Monday, April 22, 2013

Flags Fly in French Market to Welcome Dalai Lama

By Kari Dequine Harden

NEW ORLEANS — Squares of blue, white, red, green and yellow cloth danced in the breezy sunshine along the awnings of French Market on Saturday morning.

Across the city, business owners and residents hung the brightly colored Tibetan Buddhist prayer flags over doors and on balconies as a welcoming gesture to His Holiness the Dalai Lama and to celebrate his first visit to New Orleans May 16 to May 18.

According to Tibetan Buddhist tradition, the flags send prayers of love, compassion and happiness to all beings in the world through the wind.

Each colored flag has a different prayer, and each is connected to an element of the Earth. “May all beings be free of suffering and free of the causes of suffering — that’s the core of all the prayers,” Neil Guidry, Tulane University professor of Tibetan Studies in the School of Social Work, said of the symbols and mantras printed on the flags.

The nature of resilience is a focal point of the events surrounding the visit, and the Dalai Lama’s message, said Ronald Marks, dean of Tulane’s School of Social Work.

“Resilience speaks to these qualities that enable us to recover, even thrive, in the face of adversity,” Marks said at a Prayer Flag Day news conference on Saturday. “The people of New Orleans understand this well, and this week, the people of Boston understand this well.”

Marks said the Dalai Lama accepted the invitation to visit New Orleans to pay tribute to the resilience of the community and its residents over the past seven years.

It was Marks who issued the invitation to the Dalai Lama in India in September 2011, and it was Marks who in March 2012 opened the official letter of acceptance. For the past 12 years, Marks has taken a group of graduate students to Dharamsala, India, the home of the Dalai Lama and his government in exile.

The Tulane program grew out of a connection Marks made with Guidry, who in 1997 started the Louisiana Himalaya Association, an organization created to “form a cultural and social service bridge between the Tibetan Refugees in Northern India and the people elsewhere that have so much to learn from their wisdom,” according to its website.

Prayer flags were handed out to a host of city, community and religious leaders at Saturday’s news conference, including New Orleans Archbishop Gregory Aymond. The Dalai Lama’s message of peace, reconciliation and conciliation is important not just for the world but “for us as a city,” Aymond said, specifically in the “battle against murder, violence and racism.”

Marks described over 60 events happening throughout the community in connection with the Dalai Lama’s historic visit. While the public talks are sold out, they will be livestreamed, and numerous other events are free and open to the public.

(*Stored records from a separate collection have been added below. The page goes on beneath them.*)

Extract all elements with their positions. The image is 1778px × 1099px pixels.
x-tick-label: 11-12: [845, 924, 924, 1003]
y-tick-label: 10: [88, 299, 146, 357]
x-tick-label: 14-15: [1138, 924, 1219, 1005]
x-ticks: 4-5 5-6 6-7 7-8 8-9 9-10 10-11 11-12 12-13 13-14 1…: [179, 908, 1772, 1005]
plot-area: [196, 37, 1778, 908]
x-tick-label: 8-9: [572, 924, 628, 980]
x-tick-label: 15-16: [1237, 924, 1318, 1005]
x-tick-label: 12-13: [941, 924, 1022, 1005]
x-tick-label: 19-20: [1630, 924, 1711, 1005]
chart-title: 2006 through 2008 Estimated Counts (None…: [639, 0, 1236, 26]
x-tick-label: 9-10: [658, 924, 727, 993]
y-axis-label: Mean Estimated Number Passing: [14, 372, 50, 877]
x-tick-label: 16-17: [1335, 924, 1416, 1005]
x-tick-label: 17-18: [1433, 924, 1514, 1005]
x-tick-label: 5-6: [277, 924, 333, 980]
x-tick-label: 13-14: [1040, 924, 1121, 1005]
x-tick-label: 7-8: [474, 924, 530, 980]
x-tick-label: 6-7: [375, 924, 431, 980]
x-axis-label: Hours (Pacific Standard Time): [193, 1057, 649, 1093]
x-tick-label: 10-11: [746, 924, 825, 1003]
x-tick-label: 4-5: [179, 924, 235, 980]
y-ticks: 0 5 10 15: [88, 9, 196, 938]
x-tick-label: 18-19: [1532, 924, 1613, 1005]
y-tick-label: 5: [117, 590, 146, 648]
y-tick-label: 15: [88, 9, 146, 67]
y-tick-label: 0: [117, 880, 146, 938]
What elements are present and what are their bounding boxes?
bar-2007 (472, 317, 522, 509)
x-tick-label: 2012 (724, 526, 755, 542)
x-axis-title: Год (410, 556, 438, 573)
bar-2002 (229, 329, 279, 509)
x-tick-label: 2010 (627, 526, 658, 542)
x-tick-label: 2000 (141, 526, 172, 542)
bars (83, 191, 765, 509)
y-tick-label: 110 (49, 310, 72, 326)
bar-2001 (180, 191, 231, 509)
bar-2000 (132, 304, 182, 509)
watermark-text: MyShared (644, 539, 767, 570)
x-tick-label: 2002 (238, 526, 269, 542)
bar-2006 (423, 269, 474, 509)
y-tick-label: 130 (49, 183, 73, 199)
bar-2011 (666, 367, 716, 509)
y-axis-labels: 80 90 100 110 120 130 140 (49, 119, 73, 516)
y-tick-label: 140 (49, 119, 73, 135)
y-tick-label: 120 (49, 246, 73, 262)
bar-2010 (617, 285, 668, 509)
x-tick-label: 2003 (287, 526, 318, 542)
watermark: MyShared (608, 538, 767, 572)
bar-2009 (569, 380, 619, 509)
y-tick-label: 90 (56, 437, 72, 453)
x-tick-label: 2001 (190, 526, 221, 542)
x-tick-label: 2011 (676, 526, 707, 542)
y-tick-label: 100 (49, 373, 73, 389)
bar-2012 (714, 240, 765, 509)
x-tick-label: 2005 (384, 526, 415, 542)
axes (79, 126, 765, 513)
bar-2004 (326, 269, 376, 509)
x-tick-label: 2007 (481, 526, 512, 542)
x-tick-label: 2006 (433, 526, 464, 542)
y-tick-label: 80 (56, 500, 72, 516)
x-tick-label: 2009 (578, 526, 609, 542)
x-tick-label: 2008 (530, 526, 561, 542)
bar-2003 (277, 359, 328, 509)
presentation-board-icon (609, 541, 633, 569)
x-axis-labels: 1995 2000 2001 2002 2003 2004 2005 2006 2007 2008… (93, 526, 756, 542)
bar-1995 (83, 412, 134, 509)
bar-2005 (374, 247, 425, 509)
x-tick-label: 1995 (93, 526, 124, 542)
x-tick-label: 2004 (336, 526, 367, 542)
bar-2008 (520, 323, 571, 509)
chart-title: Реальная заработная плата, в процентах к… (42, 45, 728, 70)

Robert Turner, owner of Silk Road Collection on Magazine Street, hung prayer flags in front of his Asian antique store Saturday. He said he plans to livestream the Dalai Lama’s public talks on a large screen in his store on May 17 and May 18.

“I’ve been a fan of the Dalai Lama forever,” Turner said. “He’s a great individual. I’m not particularly Buddhist per se, but he’s a great spiritual leader. He’s compassionate, loving, fun and funny.”

Not to be disrespectful, Turner said, but “He seems like someone who it would be a lot of fun to sit down and have a beer with.”

The message of peace, compassion and acceptance of everyone is “something the world could use more of,” Turner said.

There also is an extensive community outreach component, aimed at bringing the message of the Dalai Lama to those who might not otherwise have access to it.

“Whatever city you come from, whatever religion you believe in, love, compassion and understanding are the foundation of our lives,” said the Venerable Tich Thien Ngo. of Phuoc Nguyen Temple.

One of the events will feature a Tibetan Bazaar and the five-day-long creation of a sand mandala in the Ernest J. Morial Convention Center from May 14 to May 17.

The sand mandala is part of the “mystic art” of Tibet, Marks described, during which monks will create an elaborate painting using colored sand before whisking it away and carrying in a procession to the Mississippi River, allowing the river, the Gulf of Mexico, and the ocean to “further spread the message of peace and compassion.”